Does that sound like the right track? I don't want to simplify a complex subject too much.
 
Re: Sociopathy, as defined in the book Snakes in Suits

Hi Patience,

I believe your definitions are correct, at least that's how I understand these 4 categories.
 
Psychopaths in Treatment?

I had the unexpected pleasure of having a nice conversation with a nurse at a psychiatric clinic who works at a major hospital last evening, and connected one very big dot (for me at least, probably covered here a lot already) regarding psychopathy. I found her to be quite well informed regarding various dis-orders, and so I asked her how many psychopaths she was seeing. She laughed, and said “None, they are all too busy out there proving how great they are to everyone.”

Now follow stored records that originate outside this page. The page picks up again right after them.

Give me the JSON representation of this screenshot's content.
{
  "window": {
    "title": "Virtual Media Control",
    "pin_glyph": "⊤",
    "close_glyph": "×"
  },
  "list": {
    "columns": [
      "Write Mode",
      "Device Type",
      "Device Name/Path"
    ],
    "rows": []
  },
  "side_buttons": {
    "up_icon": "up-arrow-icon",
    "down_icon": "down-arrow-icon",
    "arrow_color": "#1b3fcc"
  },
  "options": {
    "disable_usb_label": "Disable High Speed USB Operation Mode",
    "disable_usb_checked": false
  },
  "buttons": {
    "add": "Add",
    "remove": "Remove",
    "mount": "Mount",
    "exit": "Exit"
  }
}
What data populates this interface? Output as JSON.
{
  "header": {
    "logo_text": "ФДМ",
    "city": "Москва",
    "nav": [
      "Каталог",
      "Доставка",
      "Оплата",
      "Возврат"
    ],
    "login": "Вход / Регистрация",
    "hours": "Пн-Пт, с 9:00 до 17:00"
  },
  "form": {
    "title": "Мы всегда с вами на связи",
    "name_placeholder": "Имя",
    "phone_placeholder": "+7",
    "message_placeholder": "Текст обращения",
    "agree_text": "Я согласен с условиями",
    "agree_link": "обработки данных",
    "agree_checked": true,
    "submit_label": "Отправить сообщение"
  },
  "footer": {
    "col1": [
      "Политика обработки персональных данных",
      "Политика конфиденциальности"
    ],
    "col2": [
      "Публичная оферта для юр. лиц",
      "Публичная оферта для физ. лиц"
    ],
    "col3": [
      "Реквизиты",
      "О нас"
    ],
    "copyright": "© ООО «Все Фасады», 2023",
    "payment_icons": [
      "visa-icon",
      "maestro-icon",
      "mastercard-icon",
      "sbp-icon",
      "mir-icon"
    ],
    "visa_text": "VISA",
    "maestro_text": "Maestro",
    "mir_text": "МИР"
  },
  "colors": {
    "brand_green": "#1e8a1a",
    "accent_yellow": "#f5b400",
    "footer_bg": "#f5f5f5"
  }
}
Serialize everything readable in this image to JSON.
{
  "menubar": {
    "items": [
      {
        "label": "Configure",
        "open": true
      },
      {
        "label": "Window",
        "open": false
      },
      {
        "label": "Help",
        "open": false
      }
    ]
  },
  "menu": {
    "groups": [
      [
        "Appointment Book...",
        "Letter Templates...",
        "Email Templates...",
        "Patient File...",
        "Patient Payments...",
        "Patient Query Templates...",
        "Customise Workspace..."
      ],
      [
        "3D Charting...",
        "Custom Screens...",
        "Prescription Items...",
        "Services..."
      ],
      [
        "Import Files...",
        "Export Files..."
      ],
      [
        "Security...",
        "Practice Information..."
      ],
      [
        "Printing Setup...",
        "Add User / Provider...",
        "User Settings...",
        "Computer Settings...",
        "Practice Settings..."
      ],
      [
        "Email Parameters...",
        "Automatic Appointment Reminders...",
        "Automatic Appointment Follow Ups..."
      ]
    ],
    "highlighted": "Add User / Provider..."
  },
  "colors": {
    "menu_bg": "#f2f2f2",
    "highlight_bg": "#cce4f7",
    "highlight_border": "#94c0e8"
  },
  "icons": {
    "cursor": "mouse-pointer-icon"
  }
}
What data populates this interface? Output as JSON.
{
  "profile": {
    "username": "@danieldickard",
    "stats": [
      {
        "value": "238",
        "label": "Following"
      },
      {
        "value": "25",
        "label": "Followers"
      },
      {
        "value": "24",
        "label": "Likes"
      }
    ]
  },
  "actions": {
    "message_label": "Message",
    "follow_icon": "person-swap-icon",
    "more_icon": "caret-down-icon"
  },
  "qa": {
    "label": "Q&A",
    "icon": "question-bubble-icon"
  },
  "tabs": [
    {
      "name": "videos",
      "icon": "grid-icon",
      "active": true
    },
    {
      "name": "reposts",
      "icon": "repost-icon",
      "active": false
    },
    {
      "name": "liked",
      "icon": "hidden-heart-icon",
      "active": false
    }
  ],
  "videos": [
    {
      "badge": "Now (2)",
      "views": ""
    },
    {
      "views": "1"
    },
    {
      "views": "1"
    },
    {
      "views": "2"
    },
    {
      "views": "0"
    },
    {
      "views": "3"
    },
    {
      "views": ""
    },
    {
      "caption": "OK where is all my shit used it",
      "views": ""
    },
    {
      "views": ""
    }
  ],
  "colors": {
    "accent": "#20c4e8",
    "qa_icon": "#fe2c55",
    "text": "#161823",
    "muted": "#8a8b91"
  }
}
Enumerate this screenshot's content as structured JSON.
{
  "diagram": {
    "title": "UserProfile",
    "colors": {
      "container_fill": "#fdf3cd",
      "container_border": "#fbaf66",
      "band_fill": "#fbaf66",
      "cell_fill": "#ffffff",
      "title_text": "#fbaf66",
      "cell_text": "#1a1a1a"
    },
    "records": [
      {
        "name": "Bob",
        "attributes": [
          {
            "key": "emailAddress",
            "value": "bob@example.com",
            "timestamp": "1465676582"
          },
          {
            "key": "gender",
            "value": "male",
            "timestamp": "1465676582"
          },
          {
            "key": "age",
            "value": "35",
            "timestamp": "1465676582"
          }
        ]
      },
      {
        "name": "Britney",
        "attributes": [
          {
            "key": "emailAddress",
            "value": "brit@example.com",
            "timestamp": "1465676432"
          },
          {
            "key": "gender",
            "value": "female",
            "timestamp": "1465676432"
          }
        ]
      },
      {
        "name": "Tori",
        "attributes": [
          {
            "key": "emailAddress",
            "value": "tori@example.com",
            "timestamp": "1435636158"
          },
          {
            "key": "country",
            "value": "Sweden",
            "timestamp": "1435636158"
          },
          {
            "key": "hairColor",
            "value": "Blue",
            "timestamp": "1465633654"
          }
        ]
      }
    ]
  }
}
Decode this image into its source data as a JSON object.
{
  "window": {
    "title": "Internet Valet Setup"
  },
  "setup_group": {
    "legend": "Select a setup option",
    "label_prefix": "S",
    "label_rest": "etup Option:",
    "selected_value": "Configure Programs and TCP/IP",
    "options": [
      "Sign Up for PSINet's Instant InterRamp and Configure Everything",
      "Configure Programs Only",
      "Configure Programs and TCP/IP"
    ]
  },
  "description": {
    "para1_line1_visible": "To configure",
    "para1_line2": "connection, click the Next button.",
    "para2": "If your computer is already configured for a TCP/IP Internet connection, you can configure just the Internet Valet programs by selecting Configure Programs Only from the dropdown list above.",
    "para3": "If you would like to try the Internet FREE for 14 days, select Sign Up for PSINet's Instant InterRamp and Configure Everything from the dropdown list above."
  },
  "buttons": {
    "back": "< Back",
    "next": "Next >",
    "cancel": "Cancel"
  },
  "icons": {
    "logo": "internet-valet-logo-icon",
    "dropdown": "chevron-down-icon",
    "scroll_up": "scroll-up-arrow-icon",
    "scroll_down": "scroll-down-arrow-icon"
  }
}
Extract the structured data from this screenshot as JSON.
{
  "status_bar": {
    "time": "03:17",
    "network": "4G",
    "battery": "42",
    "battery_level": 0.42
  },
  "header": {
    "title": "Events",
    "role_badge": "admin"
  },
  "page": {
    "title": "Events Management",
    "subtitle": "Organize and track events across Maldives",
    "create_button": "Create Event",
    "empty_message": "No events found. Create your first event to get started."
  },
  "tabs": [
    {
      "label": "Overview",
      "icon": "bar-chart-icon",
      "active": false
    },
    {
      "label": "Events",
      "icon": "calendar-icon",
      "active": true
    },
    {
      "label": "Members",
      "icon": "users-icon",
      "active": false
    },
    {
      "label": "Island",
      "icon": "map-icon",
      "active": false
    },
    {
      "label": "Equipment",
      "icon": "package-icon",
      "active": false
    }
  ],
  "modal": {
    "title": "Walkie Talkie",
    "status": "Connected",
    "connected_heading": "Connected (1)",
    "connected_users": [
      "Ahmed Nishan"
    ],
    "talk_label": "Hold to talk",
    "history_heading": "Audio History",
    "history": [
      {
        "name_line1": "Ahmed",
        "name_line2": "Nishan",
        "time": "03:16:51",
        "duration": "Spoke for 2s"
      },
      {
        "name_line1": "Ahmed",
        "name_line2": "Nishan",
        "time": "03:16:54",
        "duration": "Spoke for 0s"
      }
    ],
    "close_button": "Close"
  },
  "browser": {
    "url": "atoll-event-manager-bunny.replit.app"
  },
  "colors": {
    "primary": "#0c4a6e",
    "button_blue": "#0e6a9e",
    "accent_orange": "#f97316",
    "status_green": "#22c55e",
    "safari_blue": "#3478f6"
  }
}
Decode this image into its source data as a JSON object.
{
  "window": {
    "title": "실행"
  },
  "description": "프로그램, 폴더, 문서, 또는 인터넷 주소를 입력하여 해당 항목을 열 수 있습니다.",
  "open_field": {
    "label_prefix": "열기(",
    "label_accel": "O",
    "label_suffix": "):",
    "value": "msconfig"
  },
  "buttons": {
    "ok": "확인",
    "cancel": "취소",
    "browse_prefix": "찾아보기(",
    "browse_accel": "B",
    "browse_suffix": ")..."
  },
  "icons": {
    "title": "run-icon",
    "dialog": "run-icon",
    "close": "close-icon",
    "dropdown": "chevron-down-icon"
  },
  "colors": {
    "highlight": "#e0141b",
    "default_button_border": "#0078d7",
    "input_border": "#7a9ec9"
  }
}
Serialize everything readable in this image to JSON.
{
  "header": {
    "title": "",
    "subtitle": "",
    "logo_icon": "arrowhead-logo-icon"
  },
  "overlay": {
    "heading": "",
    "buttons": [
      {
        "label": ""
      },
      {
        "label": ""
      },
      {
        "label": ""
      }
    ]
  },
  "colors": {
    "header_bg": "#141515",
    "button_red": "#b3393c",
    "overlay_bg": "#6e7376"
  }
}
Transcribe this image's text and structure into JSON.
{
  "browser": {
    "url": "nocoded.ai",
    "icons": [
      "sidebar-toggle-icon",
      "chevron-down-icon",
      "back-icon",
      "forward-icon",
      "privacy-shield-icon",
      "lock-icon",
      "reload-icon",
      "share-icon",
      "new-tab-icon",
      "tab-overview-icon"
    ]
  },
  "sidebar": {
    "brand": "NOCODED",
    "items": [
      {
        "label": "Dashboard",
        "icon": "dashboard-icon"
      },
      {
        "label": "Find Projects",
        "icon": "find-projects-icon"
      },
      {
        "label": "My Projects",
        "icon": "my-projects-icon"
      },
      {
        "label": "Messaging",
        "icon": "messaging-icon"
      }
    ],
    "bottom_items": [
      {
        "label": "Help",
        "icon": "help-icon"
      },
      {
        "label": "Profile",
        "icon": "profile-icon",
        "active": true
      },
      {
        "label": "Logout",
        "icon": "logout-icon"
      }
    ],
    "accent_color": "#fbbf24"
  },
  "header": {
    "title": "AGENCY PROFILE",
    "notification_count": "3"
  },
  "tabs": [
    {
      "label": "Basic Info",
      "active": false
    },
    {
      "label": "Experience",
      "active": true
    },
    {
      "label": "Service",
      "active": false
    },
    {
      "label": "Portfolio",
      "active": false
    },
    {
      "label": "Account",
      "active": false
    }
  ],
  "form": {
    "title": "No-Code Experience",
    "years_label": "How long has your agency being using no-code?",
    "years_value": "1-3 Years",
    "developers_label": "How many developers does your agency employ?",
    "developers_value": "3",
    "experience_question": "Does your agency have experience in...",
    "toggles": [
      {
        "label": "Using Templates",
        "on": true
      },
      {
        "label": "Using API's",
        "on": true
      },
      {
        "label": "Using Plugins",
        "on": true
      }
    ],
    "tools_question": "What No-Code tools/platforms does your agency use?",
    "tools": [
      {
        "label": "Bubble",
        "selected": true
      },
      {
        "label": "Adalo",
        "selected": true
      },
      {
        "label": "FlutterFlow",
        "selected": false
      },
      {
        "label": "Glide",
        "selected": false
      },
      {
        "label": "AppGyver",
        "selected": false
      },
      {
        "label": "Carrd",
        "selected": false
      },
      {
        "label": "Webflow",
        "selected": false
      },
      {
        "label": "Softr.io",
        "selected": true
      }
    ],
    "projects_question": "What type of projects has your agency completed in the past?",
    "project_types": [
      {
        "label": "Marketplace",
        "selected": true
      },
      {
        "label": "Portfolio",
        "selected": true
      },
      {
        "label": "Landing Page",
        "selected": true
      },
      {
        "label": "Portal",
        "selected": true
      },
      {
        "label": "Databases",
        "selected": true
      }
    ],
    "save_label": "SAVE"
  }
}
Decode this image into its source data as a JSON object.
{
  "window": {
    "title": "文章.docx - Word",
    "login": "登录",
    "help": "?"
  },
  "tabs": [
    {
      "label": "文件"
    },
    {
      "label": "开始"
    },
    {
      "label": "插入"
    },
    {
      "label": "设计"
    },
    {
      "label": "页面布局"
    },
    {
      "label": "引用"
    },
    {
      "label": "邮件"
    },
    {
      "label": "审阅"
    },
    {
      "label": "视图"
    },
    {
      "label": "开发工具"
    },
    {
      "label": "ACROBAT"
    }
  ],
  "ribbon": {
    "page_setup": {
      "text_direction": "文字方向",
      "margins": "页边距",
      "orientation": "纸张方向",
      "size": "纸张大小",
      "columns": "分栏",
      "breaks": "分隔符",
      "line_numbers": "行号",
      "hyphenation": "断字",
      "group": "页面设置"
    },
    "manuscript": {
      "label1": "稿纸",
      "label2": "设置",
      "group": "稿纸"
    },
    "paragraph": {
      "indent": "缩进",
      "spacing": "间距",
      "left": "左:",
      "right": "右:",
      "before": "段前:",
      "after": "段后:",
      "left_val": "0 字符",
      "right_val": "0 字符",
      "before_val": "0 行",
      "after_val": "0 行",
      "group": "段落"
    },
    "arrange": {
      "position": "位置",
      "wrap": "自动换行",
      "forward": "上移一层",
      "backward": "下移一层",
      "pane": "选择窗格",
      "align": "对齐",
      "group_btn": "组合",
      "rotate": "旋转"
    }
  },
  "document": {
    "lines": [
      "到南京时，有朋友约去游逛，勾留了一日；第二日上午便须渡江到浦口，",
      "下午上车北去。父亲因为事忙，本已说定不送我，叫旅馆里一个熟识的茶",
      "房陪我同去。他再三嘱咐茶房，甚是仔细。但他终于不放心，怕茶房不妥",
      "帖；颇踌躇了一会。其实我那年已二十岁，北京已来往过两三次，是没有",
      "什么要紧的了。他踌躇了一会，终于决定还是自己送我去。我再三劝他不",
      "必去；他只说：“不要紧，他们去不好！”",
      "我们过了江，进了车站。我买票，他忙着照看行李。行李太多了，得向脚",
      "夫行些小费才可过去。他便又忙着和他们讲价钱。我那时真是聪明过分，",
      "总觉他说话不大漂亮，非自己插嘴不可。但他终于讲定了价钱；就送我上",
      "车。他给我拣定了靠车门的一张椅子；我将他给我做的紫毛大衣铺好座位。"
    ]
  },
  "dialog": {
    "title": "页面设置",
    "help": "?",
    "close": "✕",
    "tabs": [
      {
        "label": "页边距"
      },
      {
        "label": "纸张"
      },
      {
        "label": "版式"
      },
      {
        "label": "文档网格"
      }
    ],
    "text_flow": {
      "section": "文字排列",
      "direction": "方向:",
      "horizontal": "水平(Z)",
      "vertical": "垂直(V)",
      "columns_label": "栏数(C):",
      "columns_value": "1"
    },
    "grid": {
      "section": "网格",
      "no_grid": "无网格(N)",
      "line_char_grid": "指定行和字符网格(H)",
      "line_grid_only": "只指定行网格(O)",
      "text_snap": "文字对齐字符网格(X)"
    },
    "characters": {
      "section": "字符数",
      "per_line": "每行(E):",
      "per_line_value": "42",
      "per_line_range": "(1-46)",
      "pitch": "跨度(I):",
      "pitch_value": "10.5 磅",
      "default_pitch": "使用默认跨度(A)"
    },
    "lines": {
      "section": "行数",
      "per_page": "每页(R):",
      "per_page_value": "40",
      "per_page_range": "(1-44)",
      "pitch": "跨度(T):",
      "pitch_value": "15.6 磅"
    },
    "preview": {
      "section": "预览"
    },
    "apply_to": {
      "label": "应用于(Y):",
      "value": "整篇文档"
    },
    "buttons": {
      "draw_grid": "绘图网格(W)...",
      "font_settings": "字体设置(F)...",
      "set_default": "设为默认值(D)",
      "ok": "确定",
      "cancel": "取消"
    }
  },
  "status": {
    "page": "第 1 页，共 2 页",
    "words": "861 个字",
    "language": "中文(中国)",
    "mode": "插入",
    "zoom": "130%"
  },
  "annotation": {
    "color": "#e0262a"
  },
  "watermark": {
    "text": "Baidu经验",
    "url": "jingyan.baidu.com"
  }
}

I was taken aback by this, but the more I thought about it, the more I realized just how correct she may be. She said that sometimes psychopaths can act out enough to hurt someone and get caught, or she said, sometimes they have other problems that get them in, but that getting a diagnosis or getting one into treatment is very difficult. Does this jive with other folk’s ideas? Thanks!
 
Re: Psychopaths in Treatment?

Pretty much. Or they are in positions of power making laws to protect their own kind, misdirecting research, getting all their fellows into positions where what they like to do - killing, maiming, stealing - is legal. That about sums it up.